Mass had just been said. Olmedo had trained some of the more tractable youths to assist him in the service, which they did the more willingly, from perceiving that it gave them a personal importance to be considered of the household of Lono. The solemn chant of the priest in a strange and sonorous tongue, the regular responses of the Spaniards, and their thorough devotion, the simple exhortations to a good life, which all present could comprehend, followed by the earnest eloquence of Olmedo, as he sought to expound in the Hawaiian tongue the mysteries of a faith which it had no terms correctly to render, all made an impressive scene. Their hearts were touched even when their minds were not enlightened.
It was the decline of day. The sun was pouring a flood of soft light over the sea, which sparkled as with the radiance of an opal. Kiana, Olmedo, and Beatriz, came out of the chapel, and reclined upon a pile of mats which their attendants had spread for them on a green knoll just beyond the reach of the waves. The trade wind fanned them with its cool breath, and sang an evening hymn amid the waving palms, high above their heads. A group of fishermen were hauling their nets, heavy with the meshed fishes, to the music of a wild chant. Numbers of both sexes were sporting in the surf. The line of breakers commenced far seaward, in long, lofty, curling swells, that came in regular succession thundering onward to the shore, which trembled under the mighty reverberation. It was not a sound of anger, nor of merriment, but the pealing forth of Nature’s mightiest organ, in deep-toned notes of praise. There was much in the commingled glories of sound and color, the beauty of the shore, and the expanse of the ocean, to suggest an Infinite Author to the most thoughtless mind.
Human life and happiness mingle largely with the scene. The bathers shout and gambol in the water as if in their native element. The maidens and boys,—with their parents, who in the frolic become children also,—dive under the huge combers as one after another they break and foam on their way to the shore. Heads with flowing tresses and laughing eyes are continually shooting up through the yeast of waters with merry cries, then ducking again to escape the quick coming wave. Rising beyond it, each plunge carries them further seaward, till with their surf-boards they reach the line of deep water. Then poising their boards on the very crests of the heaviest rollers, they throw themselves flat upon them, and skilfully keeping their position just on its edge before it topples and breaks, they are borne with the speed of race horses towards the shore. Now is their highest glee. In revelry they scream and toss their dark arms, which strikingly contrast with the silvery gleaming wave, urging their ocean steeds to still more headlong haste.
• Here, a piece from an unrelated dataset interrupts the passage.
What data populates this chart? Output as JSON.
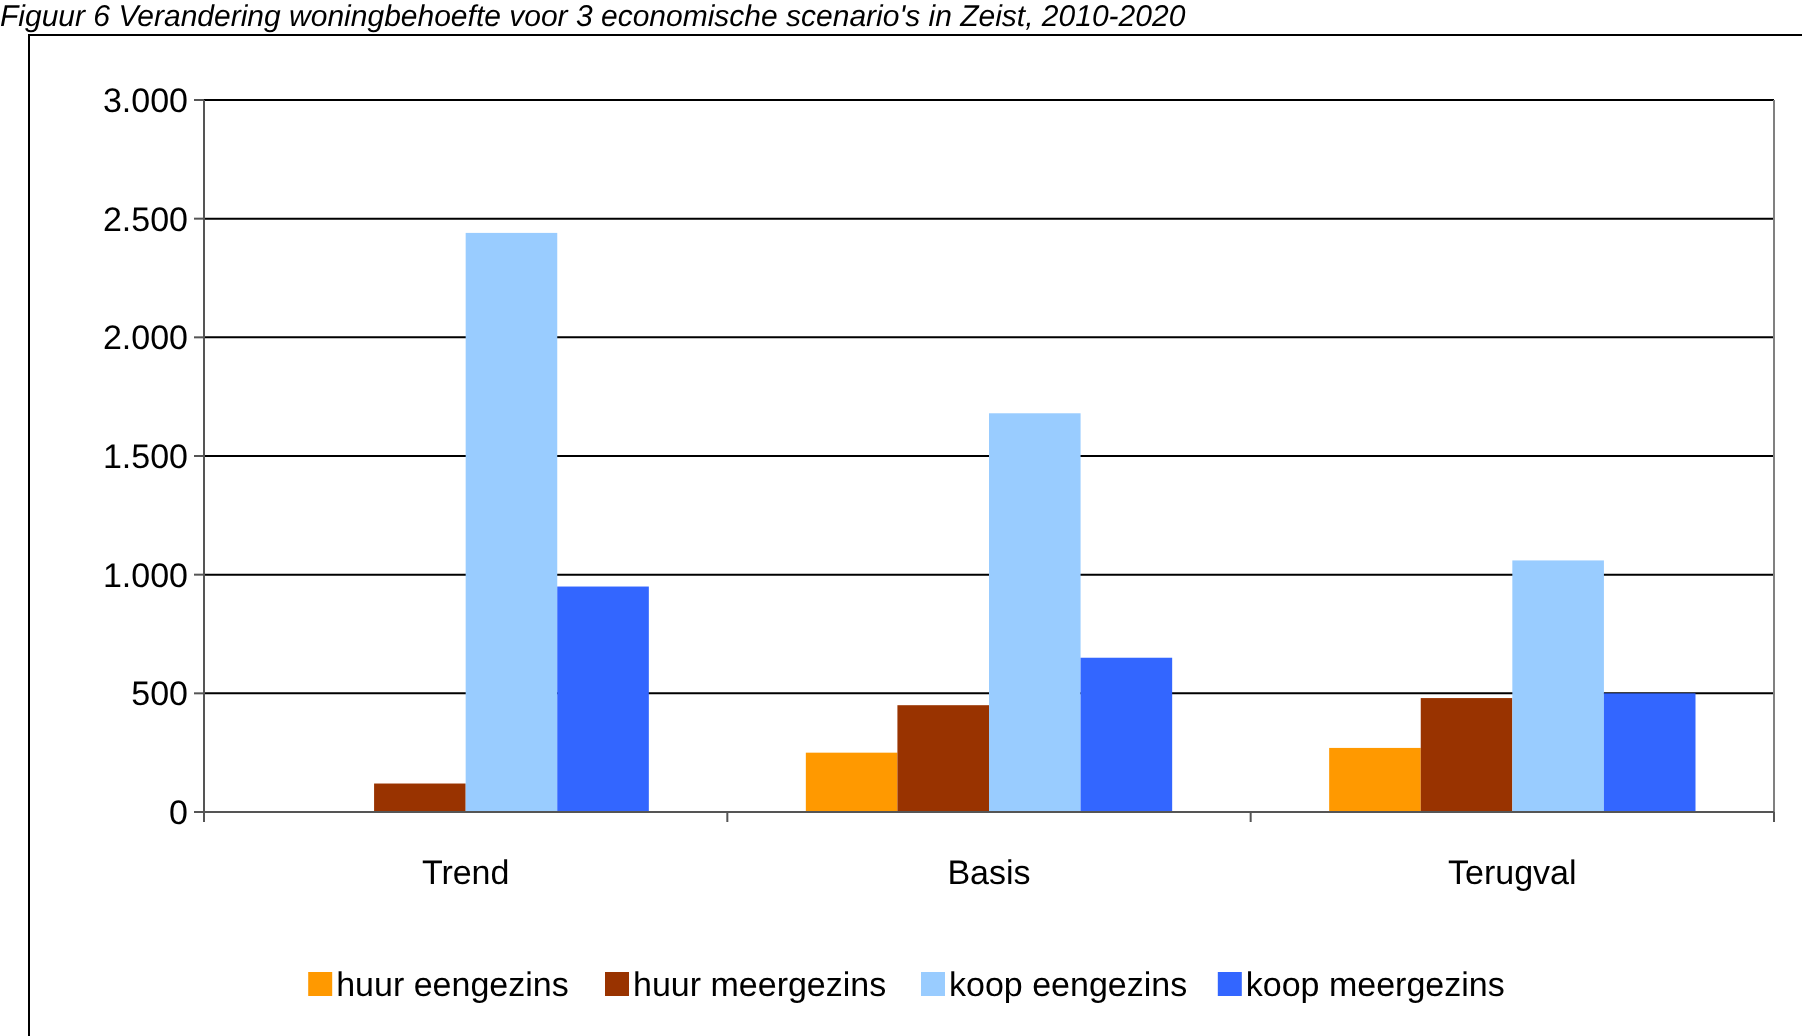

They near the rocks. Another instant, and of their gaysome forms nothing will remain but mangled flesh and broken bones. But no: the wave passes from under them, and dashes its salt spray upon the land barrier, and far away among the green bushes; the surf board is cast with violence upon the shore, but the active swimmers avoid the shock, by sliding at the latest moment from their boards and diving seaward, again emerge, challenging each other once more to mount Neptune’s car.
A more quiet scene is at the left. Here flows a gentle stream, overhung with deep foliage. On its banks, to the beating of drums and the quick chants of the musicians, young children are dancing. They wear wreaths of white or scarlet flowers, intermingled with deep green leaves, on their heads; and on their bosoms are necklaces of bright shells or finely braided hair, and feather mantles about their waists. They are yet too young to feel other instincts than the gladsome and chaste impulses which are shown in light and graceful motions. Even the groups of adults seated on the grass, watching with interest their sports, reflect their innocent gayety, and become for the moment young and innocent themselves.
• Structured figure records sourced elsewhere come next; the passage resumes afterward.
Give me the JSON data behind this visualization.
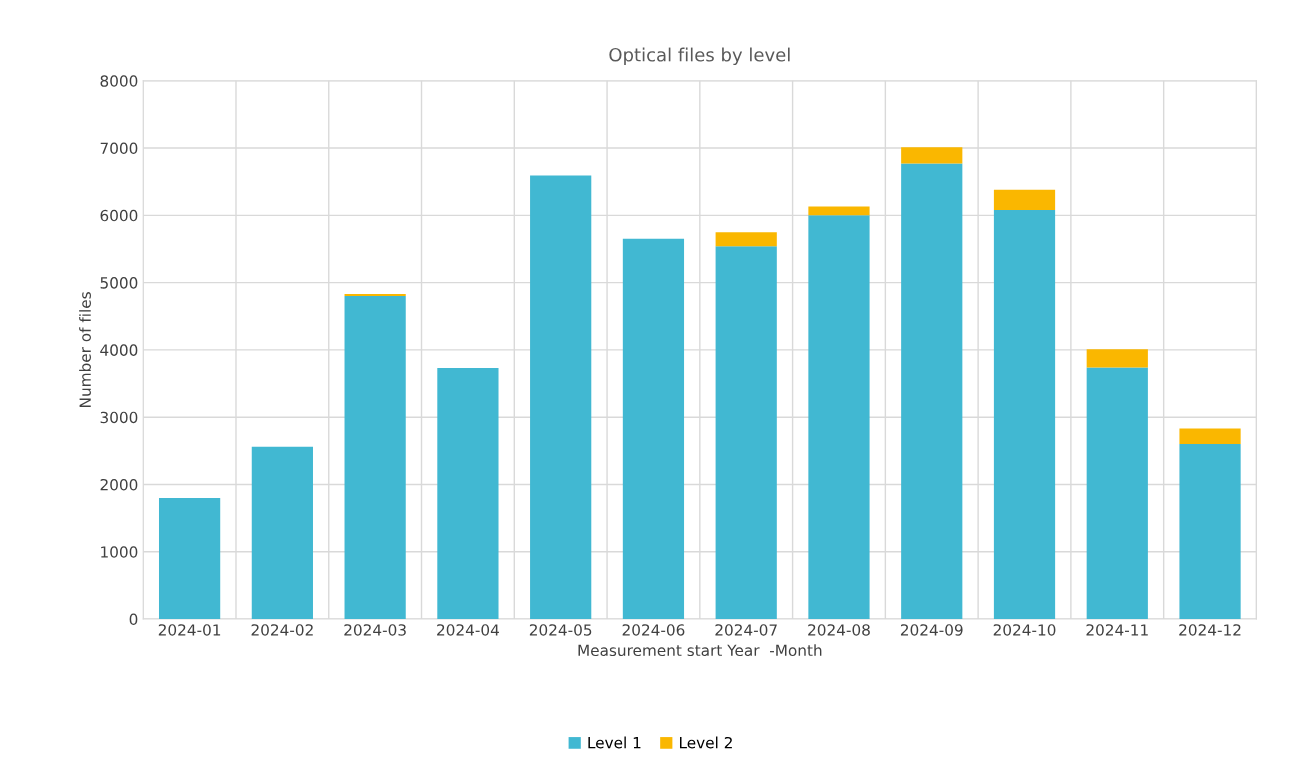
{
  "chart_data": {
    "type": "bar",
    "title": "Optical files by level",
    "xlabel": "Measurement start Year  -Month",
    "ylabel": "Number of files",
    "categories": [
      "2024-01",
      "2024-02",
      "2024-03",
      "2024-04",
      "2024-05",
      "2024-06",
      "2024-07",
      "2024-08",
      "2024-09",
      "2024-10",
      "2024-11",
      "2024-12"
    ],
    "stacked": true,
    "series": [
      {
        "name": "Level 1",
        "color": "#41b8d2",
        "values": [
          1800,
          2560,
          4800,
          3730,
          6590,
          5650,
          5540,
          6000,
          6770,
          6080,
          3740,
          2600
        ]
      },
      {
        "name": "Level 2",
        "color": "#fab700",
        "values": [
          0,
          0,
          30,
          0,
          0,
          0,
          210,
          130,
          240,
          300,
          270,
          230
        ]
      }
    ],
    "ylim": [
      0,
      8000
    ],
    "yticks": [
      0,
      1000,
      2000,
      3000,
      4000,
      5000,
      6000,
      7000,
      8000
    ],
    "grid": true,
    "legend": "bottom"
  }
}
In the stream itself, mothers are teaching their infants to swim. Their love for the water is apparent in every struggle. They take to it like ducklings, and almost as soon as they can walk they can be trusted alone in that element. Now they turn their smiling faces towards their parents, and kick and cry for one more plash and still another; the delighted mother encouraging its attempts with soothing voice and tender care.
Such was the spectacle on which Kiana and his friends were gazing, after leaving the chapel and seating themselves by the sea-shore.
That day Olmedo had in his discourse dwelt more earnestly than usual upon the doctrines of his creed, with the hope finally to induce Kiana to cast aside his mythology and accept the Roman Catholic Trinity. Here, indeed, was the stumbling-block. How could Olmedo hope to make an idea, which was in a great degree contradictory and incomprehensible even to many of the cultivated and theological minds of Europe, intelligible to the simple reason of the Polynesian, when by the former it was at least only received as a great mystery!